Éric Sadin est de retour en librairie avec un essai philosophique et anthropologique sur les IA génératives. Dans Le désert de nous-mêmes, l’écrivain français interroge les dérives de l’intelligence artificielle depuis la création de ChatGPT en 2022.
Le 3 octobre dernier, Éric Sadin dévoilait son nouveau roman, Le désert de nous-mêmes, aux éditions L’échappée. Dans celui-ci, l’écrivain et philosophe français s’interroge sur les dérives de l’intelligence artificielle depuis l’émergence de Chat GPT en 2022. Son arrivée représente aujourd’hui un tournant intellectuel et créatif aux conséquences sociales, culturelles et civilisationnelles importantes.
Dans son livre, l’homme de lettres a d’ailleurs identifié trois corollaires. Premièrement, l’intelligence artificielle encouragerait l’hégémonie d’un langage standardisé et mathématique. Deuxièmement, nous ne serions plus capables de tracer l’origine d’une image.
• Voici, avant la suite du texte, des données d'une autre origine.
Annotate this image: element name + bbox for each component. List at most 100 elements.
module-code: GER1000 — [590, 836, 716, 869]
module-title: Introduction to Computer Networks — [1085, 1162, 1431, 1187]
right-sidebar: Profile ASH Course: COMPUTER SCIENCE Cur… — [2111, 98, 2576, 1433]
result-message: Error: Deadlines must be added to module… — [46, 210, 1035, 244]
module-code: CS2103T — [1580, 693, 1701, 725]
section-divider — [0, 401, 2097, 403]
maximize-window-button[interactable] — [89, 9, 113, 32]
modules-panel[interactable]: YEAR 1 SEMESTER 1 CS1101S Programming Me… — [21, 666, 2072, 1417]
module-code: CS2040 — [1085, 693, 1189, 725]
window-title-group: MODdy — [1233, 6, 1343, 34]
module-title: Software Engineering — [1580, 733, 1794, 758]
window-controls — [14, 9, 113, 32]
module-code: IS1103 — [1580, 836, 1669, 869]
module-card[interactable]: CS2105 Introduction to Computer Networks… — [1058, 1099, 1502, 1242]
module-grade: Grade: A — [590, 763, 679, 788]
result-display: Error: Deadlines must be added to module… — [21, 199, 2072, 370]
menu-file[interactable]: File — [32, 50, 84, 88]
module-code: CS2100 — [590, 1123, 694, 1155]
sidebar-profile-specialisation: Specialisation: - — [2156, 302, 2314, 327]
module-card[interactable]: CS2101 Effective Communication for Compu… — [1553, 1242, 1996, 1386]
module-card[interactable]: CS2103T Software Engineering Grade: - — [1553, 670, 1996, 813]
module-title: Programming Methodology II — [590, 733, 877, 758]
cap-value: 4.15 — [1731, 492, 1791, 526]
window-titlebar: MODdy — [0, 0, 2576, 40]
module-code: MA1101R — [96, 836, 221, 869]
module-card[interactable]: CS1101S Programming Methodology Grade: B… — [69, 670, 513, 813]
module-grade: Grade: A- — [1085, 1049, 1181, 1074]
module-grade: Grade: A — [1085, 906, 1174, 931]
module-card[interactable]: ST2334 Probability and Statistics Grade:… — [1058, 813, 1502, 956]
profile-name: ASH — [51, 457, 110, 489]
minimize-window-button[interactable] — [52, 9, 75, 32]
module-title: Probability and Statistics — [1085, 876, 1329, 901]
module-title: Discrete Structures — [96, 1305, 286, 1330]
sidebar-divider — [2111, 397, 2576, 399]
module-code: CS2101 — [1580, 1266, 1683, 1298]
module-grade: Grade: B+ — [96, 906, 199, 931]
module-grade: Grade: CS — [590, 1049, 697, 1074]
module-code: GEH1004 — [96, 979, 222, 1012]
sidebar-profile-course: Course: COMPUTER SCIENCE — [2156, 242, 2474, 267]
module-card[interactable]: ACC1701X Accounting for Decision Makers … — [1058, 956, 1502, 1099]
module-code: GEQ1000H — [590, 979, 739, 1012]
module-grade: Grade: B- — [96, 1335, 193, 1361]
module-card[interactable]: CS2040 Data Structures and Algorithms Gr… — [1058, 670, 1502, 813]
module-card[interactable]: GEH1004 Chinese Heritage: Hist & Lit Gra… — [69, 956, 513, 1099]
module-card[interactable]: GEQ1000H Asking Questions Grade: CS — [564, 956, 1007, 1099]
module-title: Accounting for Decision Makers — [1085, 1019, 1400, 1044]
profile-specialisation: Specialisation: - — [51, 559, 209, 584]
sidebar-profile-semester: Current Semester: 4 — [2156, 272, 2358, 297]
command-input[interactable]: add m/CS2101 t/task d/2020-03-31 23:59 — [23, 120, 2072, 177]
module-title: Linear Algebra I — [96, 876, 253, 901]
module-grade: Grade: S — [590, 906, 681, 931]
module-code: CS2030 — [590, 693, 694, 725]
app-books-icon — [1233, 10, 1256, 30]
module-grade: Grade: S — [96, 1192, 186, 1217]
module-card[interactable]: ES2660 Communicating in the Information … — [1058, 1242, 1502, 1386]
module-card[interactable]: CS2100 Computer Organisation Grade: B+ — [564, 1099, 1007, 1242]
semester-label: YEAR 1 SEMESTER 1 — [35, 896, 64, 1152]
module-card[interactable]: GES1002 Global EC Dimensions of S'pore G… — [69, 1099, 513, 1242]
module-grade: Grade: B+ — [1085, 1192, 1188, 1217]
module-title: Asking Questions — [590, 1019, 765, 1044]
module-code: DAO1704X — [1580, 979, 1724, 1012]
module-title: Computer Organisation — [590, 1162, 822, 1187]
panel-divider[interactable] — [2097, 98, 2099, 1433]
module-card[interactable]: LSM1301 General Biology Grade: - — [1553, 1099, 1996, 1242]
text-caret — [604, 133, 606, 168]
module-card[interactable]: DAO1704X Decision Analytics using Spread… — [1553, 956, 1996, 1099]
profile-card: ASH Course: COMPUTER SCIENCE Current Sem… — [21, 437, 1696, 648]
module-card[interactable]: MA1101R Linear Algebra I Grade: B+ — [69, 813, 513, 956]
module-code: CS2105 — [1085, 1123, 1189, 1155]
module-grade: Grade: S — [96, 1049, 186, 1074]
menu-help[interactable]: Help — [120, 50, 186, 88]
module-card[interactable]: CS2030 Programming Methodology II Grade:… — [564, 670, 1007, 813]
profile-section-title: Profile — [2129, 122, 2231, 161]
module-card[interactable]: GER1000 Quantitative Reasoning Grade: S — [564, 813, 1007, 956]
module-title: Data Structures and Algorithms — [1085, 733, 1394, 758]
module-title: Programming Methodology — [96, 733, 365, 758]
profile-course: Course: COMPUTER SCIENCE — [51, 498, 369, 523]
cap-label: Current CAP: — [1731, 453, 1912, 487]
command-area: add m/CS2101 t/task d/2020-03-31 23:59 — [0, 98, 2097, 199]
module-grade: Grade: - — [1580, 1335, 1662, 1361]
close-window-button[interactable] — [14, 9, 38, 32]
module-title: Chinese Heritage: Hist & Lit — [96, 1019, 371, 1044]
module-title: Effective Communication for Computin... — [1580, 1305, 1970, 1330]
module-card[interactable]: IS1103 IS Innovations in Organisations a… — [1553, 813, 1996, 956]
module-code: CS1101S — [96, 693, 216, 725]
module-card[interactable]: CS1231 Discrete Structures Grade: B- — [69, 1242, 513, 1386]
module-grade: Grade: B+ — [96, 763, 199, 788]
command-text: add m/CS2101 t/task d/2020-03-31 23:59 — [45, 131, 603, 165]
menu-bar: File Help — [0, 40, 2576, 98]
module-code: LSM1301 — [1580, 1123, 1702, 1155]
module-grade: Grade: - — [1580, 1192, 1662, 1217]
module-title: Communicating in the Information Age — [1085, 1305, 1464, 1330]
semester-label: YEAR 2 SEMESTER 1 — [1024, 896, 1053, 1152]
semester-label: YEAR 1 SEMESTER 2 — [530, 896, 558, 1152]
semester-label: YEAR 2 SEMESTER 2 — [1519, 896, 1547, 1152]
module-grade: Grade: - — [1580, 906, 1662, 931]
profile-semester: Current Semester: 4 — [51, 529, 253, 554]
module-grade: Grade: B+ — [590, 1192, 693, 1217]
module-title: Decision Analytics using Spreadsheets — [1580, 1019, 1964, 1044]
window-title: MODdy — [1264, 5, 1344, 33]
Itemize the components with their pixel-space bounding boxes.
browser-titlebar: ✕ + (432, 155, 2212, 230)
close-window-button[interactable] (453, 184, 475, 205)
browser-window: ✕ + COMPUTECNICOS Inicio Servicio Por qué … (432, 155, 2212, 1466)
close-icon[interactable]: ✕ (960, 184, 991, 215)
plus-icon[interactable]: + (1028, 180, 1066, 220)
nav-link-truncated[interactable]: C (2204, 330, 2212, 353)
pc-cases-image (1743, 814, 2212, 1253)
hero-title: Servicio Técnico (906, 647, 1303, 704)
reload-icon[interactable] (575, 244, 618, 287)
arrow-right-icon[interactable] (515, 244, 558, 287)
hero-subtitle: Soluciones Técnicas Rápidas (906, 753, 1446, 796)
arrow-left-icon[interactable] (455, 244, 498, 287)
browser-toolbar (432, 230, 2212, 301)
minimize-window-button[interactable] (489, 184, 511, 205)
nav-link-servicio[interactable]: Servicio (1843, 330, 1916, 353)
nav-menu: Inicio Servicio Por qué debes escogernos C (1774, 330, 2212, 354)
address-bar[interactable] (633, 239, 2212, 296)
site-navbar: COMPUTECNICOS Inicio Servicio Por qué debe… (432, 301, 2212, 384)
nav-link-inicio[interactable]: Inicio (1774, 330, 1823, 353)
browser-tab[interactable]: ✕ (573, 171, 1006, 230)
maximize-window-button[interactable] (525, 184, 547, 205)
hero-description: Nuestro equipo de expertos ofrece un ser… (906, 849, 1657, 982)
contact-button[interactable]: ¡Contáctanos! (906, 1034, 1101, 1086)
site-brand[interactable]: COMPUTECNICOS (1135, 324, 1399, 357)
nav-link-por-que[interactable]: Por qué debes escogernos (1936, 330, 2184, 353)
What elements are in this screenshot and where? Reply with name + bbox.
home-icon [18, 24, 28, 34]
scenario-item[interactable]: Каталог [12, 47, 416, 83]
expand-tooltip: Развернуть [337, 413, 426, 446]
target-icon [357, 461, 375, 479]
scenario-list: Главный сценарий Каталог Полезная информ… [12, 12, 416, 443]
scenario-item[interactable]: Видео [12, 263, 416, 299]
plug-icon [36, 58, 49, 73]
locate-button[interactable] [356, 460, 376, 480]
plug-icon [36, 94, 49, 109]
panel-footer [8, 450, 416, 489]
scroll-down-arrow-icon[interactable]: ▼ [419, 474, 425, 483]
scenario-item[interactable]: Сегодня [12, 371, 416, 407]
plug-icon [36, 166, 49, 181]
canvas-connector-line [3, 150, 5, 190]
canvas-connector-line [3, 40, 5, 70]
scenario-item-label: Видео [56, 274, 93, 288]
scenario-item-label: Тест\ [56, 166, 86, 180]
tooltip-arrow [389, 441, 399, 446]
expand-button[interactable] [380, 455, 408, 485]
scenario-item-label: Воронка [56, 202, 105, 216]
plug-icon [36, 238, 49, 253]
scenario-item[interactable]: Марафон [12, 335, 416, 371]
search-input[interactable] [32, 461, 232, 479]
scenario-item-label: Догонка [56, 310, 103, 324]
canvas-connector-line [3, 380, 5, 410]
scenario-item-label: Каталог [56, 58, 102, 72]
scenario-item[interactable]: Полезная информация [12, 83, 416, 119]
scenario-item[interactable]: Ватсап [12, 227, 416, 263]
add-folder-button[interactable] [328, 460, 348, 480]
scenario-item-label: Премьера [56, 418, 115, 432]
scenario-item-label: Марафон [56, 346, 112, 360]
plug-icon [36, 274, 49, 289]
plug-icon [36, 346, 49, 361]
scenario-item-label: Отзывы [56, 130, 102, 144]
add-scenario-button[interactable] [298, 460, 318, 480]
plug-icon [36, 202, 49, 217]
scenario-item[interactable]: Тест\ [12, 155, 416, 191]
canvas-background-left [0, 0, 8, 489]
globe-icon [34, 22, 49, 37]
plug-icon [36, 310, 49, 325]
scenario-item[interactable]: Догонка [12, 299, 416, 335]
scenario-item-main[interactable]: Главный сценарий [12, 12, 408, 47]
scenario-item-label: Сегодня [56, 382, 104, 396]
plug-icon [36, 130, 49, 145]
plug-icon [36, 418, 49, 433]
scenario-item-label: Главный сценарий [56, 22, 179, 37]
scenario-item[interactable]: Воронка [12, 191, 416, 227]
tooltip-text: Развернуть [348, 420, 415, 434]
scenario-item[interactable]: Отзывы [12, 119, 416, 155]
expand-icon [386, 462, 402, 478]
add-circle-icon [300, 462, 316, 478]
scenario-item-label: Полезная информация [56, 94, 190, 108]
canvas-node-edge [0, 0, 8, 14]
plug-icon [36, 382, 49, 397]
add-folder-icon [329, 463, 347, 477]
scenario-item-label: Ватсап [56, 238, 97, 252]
Sa distinction serait rendue impossible, tout comme sa nature. Enfin, l’IA serait capable de remplacer l’être humain dans plusieurs tâches à hautes compétences cognitives modifiant fondamentalement les métiers liés aux services ou à la culture.
Imaginé comme un manifeste, Le désert de nous-mêmes est avant tout un essai philosophique sur notre société à l’ère de l’intelligence artificielle ; une intelligence qui nous « rendrait absents de nous-mêmes ». C’est aussi une réflexion démocratique sur la place et le pouvoir de l’empire de la tech depuis le 30 novembre 2022, une « date décisive dans l’histoire de l’humanité », selon le philosophe, puisqu’elle marque la création de ChatGPT.
Déshumaniser
Spotify envahi à 30% par des tubes générés artificiellement, coups de communication autour de Tilly Norwood, une actrice créée de toutes pièces, licenciements massifs dans les entreprises, dégâts irréversibles sur l’éducation et l’enseignement sont aujourd’hui les conséquences réelles et terribles de l’émergence de l’intelligence artificielle, égrenées par Éric Sadin.
Ce dernier dénonce « un utilitarisme pratique » et une exploitation par les grandes firmes de la tech « d’une propension à la paresse » sur le plateau de Quotidien : deux caractéristiques qui représentent pour l’écrivain une « forme de renoncement à nos facultés ».
Interrogé dans cette émission sur l’interdiction de l’IA, Éric Sadin alerte, par ailleurs, sur la distinction à faire entre une intelligence artificielle qui organise les affaires humaines (à l’œuvre depuis 20 ans) et les intelligences artificielles génératives, récemment créées, c’est-à-dire celles qui ont un impact anthropologique sur ce qui fait de nous des humains, au risque de voir « des super-assistants » débarquer dans nos vies.
Un combat latent
Yann Barthès, l’animateur de Quotidien, n’a pas hésité à comparer le livre à « une œuvre aussi importante que La société du spectacle de Guy Debord » [qui dénonçait en 1967 la société de consommation à l’horizon de mai 1968, ndlr]. Mais ce n’est pas la première fois qu’Éric Sadin s’exprime sur les dérives du numérique. Dans La vie algorithmique (2015), La silicolonisation du monde (2016) ou encore La vie spectrale (2023), il décrivait déjà le basculement de notre société, dont l’IA fait aujourd’hui partie et face à laquelle il est primordial de s’organiser, selon lui, afin de conserver notre singularité humaine.